私もこの旅の計画を立てはじめたとき、ロードス島以外にもう一つ、サントリーニ島かミコノス島に寄ってみたいと考えていた。
だが、例えば、エーゲ海の島の中で一番人気のサントリーニ島は、イアの断崖から夕日を見ようと世界中の人々がやってくる。そのため、夕方のイアの断崖の上は、まるでPLの花火大会のようだ。夕日が沈み、日が暮れて、ホテルに帰るときには、路線バスに乗るのも大変らしい。…… そういうことを知るうちに、もともと人の多いところに行くのが苦手な私は、そんなにまでして見る価値のある夕日って、あるのだろうか?? と疑問に思いはじめた。海に沈む夕日の名所は、日本にもいくらでもある。名所のそばには、鄙びた温泉もある。
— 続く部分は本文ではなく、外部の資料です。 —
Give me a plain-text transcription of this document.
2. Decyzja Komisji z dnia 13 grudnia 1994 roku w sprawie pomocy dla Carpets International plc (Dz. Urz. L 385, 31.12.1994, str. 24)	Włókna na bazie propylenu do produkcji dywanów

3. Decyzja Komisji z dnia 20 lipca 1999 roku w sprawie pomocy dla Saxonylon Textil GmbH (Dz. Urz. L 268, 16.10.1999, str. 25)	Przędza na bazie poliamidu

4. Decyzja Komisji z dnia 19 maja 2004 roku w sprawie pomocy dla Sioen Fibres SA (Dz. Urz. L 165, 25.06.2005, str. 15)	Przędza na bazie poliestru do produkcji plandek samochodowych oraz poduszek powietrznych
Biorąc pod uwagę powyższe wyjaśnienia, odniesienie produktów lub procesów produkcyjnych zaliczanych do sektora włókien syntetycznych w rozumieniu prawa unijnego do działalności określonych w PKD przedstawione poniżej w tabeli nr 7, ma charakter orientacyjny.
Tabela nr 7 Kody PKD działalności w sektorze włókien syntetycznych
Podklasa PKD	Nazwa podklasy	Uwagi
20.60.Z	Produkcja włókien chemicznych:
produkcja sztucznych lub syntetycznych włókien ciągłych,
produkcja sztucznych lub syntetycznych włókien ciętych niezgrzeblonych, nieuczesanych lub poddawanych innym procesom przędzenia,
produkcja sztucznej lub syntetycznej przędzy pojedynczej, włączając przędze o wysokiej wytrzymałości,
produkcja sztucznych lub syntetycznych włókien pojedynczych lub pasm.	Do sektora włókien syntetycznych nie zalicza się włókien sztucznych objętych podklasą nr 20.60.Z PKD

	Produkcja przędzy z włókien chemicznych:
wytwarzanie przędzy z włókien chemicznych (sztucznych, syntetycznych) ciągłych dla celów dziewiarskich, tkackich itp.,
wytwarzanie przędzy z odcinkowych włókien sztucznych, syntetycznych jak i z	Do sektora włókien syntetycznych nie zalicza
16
それに、…… 今回はツアーに入らない自力の旅だから、『地球の歩き方』だけではとうてい情報不足で、ネットを開いて多くの旅人たちの旅のブログを参考に読んだ。読んでいると、サントリーニ島は、最近、白い家々の路地という路地を中国人観光客がぞろぞろ歩き、青いドームの小さなチャペルで結婚式を挙げているのも中国人カップル。景色を写真に写しても、カメラを構えて互いに撮り合う中国人観光客が入ってしまう、と書いてある。何しろ彼らは、周りの人に気を使うということをしない。
今は、パリもウィーンもアムステルダムも中国人観光客だらけだ。最近、讀賣新聞に、アムステルダムの住民の中には、「ここはもうアムステルダムではない。通勤に時間がかかっても仕方ない」と、別の小都市に住居を移す人が出てきたという記事が載っていた。中国の人口はEUの人口の2倍を遥かに超える。豊かになった中国人が旅をしていけないわけではない。しかし、こちらも、中国人旅行者を見るためにヨーロッパを旅行するわけではない。
そういうことで、他の島によることはあきらめて、ロードス島にしぼることにした。その結果、アテネとロードス島にゆっくりと連泊する、気分的にのんびりした旅になった。
ロードス島は、日本人にとってもローカルな島である。ブログ(複数形)によれば、欧米からの観光客やリゾート客は多いが、中国人はいうまでもなく、日本人観光客にもほとんど会うことがないらしい。
今、世界的にクルーズツアーが大流行だから、日本からのこの方面へのツアーも、サントリーニ島やミコノス島やクレタ島に寄港し、中にはロードス島にも寄る「エーゲ海クルーズ」を組み入れたツアーもある。だが、それも、朝、ロードス島に入港して、日中、ざっと観光し、夕方にはもうフェリーに戻って、夜、次の島へ向けて出航する。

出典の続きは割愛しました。